It was a toss-up on Sunday between the atmosphere in the Radio Five Live Sports Extra studio in Kolkata for the last over of the cricket world cup (England versus West Indies) and the high-velocity drama of that evening’s episode of The Archers. Which was the more dramatic? In one room my husband was shouting at the radio, ‘Go on, Stokes!’ In another, an hour later, I was staggering towards an armchair, all thought of cooking dinner quite beyond me, after listening to the dénouement of the Helen and Rob story. Who would have thought radio could be so dangerous to the blood pressure?

In the heat of the moment, as the Eden Gardens stadium erupted, the exhilaration, and dismay, of Jonathan Agnew and co. was so intense you could not help but catch it through the airwaves. Just as electrifying was the scene at Blossom Hill Cottage in Ambridge as Helen finally plucked up the courage to tell Rob she was leaving him — without thinking first about what he might do when she told him or even where she might go. This seemed odd and frankly foolhardy. Her friend Kirsty, too, was worried. But still I did not suspect that what we’ve all wanted to happen for so long, worn out by our anxieties for Helen, was about to unfold.

Sure enough as soon as Rob saw the half-packed suitcase lying on their bed he went ballistic, fatally picking up a kitchen knife…Then it all became a bit confused and I’m still not sure what actually happened although by the time you read this we’ll presumably know the truth, or will we?


Was it ‘good’ drama? That depends. Some of the writing was superb as Rob switched from monster to charmer, twisting Helen into knots until she no longer knew what to think. But the introduction a few weeks ago of Rob’s mother (even more evil than him) never seemed to be true to the storyline, while Sunday-night’s episode was shocking not so much because of the script itself but because of what the writers made Helen do.

The most troubling thing about the Helen and Rob storyline, which has taken so long to build, is not that it almost feels real, so intimately has it invaded our kitchens and bedrooms, our thoughts, our headspace. But the realisation that we, the listeners, are the only witnesses to what actually happened not just on Sunday night but for much of the past few months. (The only other person to have overseen the horror is little Henry, that poor child born of donor insemination when Helen was still single.) We alone can tell the court how beastly Rob has been and that he deserved what he got. Three cheers for Helen. Except that if this were real life Helen’s future would not be at all cheery. Did she really carry on stabbing Rob, even after that first blow? Was she as crazed as she sounded?
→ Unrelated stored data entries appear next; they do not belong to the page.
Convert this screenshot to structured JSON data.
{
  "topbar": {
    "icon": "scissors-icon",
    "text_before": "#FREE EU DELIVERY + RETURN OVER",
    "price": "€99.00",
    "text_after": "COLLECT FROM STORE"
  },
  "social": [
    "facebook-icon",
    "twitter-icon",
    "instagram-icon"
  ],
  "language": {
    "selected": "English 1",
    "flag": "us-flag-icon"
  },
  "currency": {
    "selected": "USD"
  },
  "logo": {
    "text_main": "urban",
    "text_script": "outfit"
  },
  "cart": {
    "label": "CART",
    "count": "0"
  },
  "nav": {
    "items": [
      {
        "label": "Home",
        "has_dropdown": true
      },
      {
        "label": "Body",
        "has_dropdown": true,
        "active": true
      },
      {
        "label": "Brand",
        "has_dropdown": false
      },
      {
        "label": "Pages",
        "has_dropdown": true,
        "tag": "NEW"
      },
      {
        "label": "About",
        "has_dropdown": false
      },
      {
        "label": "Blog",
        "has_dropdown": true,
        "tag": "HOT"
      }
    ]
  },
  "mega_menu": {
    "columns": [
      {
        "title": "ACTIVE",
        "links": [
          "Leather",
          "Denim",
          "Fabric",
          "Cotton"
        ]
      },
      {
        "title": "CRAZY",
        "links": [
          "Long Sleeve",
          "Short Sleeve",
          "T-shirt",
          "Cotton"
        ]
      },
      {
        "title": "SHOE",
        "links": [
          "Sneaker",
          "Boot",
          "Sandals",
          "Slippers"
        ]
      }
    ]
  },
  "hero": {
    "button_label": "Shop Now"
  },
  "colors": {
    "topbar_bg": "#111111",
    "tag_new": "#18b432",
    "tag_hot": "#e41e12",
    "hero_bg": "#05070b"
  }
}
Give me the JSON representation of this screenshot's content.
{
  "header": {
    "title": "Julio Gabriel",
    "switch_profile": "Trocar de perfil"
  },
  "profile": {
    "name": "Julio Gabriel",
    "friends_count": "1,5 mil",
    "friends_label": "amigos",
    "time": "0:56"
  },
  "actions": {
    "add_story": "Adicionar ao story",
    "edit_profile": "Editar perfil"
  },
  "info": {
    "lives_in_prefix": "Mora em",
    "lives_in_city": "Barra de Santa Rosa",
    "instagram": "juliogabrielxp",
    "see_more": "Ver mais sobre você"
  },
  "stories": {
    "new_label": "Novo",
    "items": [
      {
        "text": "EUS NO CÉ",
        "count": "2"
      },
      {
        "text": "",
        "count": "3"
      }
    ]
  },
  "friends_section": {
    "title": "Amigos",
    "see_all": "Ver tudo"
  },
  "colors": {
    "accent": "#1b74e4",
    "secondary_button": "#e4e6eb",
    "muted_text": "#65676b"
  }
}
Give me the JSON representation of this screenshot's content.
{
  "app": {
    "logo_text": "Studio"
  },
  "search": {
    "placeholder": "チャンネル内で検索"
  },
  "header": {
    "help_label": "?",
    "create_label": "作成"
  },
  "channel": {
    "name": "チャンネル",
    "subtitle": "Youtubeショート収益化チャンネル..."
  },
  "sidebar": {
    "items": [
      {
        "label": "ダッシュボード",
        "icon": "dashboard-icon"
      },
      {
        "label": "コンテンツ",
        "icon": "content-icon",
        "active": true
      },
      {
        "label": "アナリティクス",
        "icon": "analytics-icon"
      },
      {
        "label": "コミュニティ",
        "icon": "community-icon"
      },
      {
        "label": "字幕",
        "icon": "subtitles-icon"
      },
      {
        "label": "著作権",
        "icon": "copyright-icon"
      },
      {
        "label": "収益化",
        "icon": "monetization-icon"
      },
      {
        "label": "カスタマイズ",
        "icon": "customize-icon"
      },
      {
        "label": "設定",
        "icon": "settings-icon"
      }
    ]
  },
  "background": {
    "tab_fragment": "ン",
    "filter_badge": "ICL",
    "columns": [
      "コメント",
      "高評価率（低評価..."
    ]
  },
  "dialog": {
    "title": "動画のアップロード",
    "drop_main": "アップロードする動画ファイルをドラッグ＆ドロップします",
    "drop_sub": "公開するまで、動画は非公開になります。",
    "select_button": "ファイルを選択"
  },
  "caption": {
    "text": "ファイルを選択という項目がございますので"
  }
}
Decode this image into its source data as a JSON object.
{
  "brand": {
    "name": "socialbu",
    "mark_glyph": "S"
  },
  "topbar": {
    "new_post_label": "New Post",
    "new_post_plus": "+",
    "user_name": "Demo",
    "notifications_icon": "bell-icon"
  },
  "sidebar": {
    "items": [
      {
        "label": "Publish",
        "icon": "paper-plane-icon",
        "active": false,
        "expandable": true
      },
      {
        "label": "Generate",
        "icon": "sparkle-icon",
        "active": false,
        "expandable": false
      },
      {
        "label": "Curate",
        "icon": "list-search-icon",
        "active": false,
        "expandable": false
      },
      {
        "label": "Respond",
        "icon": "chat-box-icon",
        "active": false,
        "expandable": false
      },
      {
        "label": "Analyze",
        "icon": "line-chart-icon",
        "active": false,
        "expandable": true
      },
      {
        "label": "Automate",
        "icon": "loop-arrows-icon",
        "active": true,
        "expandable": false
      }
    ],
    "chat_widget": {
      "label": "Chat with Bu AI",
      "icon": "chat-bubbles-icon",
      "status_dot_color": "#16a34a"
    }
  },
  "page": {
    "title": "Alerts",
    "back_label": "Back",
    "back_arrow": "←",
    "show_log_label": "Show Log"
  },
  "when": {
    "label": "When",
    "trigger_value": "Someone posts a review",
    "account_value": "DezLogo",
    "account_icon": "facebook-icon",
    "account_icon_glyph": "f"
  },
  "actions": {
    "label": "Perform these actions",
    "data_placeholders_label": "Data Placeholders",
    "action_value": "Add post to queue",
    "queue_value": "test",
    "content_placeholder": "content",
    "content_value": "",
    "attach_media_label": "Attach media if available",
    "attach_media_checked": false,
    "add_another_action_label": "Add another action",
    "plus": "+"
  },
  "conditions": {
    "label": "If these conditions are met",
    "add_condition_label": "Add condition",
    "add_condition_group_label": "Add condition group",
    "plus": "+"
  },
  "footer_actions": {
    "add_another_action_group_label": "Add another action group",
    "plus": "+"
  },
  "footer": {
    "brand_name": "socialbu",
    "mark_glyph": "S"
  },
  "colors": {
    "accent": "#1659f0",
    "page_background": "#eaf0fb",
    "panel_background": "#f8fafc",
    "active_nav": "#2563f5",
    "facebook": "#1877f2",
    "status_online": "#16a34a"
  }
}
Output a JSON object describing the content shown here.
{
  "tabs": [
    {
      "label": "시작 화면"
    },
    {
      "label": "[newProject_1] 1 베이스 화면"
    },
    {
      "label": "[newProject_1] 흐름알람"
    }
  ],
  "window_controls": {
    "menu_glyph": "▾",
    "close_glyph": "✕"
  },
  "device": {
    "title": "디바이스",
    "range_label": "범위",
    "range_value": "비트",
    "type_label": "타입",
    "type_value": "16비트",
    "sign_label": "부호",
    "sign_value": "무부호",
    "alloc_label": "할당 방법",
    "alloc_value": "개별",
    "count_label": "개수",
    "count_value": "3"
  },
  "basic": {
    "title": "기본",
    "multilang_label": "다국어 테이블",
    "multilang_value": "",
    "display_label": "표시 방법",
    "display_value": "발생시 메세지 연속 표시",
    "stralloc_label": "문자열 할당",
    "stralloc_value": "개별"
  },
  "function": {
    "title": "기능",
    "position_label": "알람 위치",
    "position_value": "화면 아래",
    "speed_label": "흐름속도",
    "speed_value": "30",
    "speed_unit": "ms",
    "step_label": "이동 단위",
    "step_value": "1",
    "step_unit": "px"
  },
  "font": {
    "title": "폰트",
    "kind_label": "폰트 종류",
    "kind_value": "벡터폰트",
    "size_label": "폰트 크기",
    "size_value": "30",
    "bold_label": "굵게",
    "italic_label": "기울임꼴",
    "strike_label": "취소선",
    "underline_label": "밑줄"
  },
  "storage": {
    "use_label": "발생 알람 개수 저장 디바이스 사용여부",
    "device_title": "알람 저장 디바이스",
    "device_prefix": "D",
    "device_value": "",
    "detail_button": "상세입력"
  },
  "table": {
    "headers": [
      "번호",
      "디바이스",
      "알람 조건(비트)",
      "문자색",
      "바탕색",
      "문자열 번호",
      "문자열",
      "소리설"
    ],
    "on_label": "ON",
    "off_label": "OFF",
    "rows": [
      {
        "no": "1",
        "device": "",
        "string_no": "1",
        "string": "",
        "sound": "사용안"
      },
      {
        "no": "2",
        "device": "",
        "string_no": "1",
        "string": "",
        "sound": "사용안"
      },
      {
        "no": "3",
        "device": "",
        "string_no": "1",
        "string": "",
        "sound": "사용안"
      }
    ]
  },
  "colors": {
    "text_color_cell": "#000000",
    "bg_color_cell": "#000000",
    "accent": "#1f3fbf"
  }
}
I’m not sure I can bear to listen any longer to her pain, which must surely go on now for much longer. This, after all, is meant to be a soap, whose chief function is not to horrify but to make us feel better about ourselves by showing us lives that are just as banal and ordinary and unachieved as our own — and yet still worthy of being celebrated on air. Soaps help us to get through bad times not by wallowing in the bad, nor by avoiding it, but by showing us how to get through them by soldiering on. As I write, this doesn’t look much like an option for Helen.

You might have thought Sunday night’s episode was the end of the Rob and Helen affair. Not a bit of it. Things have just got a whole lot worse for Helen. And for Ambridge too. Can it survive this transformation into Scandi-style melodrama? I wonder. We’ve heard police sirens racing across the Green and followed ambulances rushing characters to casualty before. But an Archer had up for attempted murder? The fearless but ever-so-proper matriarch Peggy watching her granddaughter led off in the dead of night into a police car in handcuffs?

‘You aren’t going to kill anybody. People don’t do such things,’ says Gwen, the wife, in Denmark Hill (Radio 4, Saturday), a lost screenplay by Alan Bennett now turned into an offbeat radio drama by Honor Borwick (produced by Marilyn Imrie and directed by Tristram Powell). Gwen is talking to her son Charles, who has taken badly to the death of his father, and to Gwen’s sudden liaison with ‘Uncle George’. Meanwhile Gwen’s teenage daughter Harriet is struggling to write an essay about Shakespeare’s views on the family. At which point what seems to be an everyday story of suburban folk set in leafy south London with plain Harriet, bored Charles and boring Gwen and George begins to turn surreal.

In a series of short, staccato but beautifully paced scenes we find ourselves in a modern-day version of Hamlet complete with ghost, poisoned punchbowl and a stage full of dead bodies. This quietly disturbing dose of early Bennett has a stellar cast, too, with Bennett himself as a slightly sinister narrator, plus Robert Glenister, Geoffrey Palmer and Penny Downie.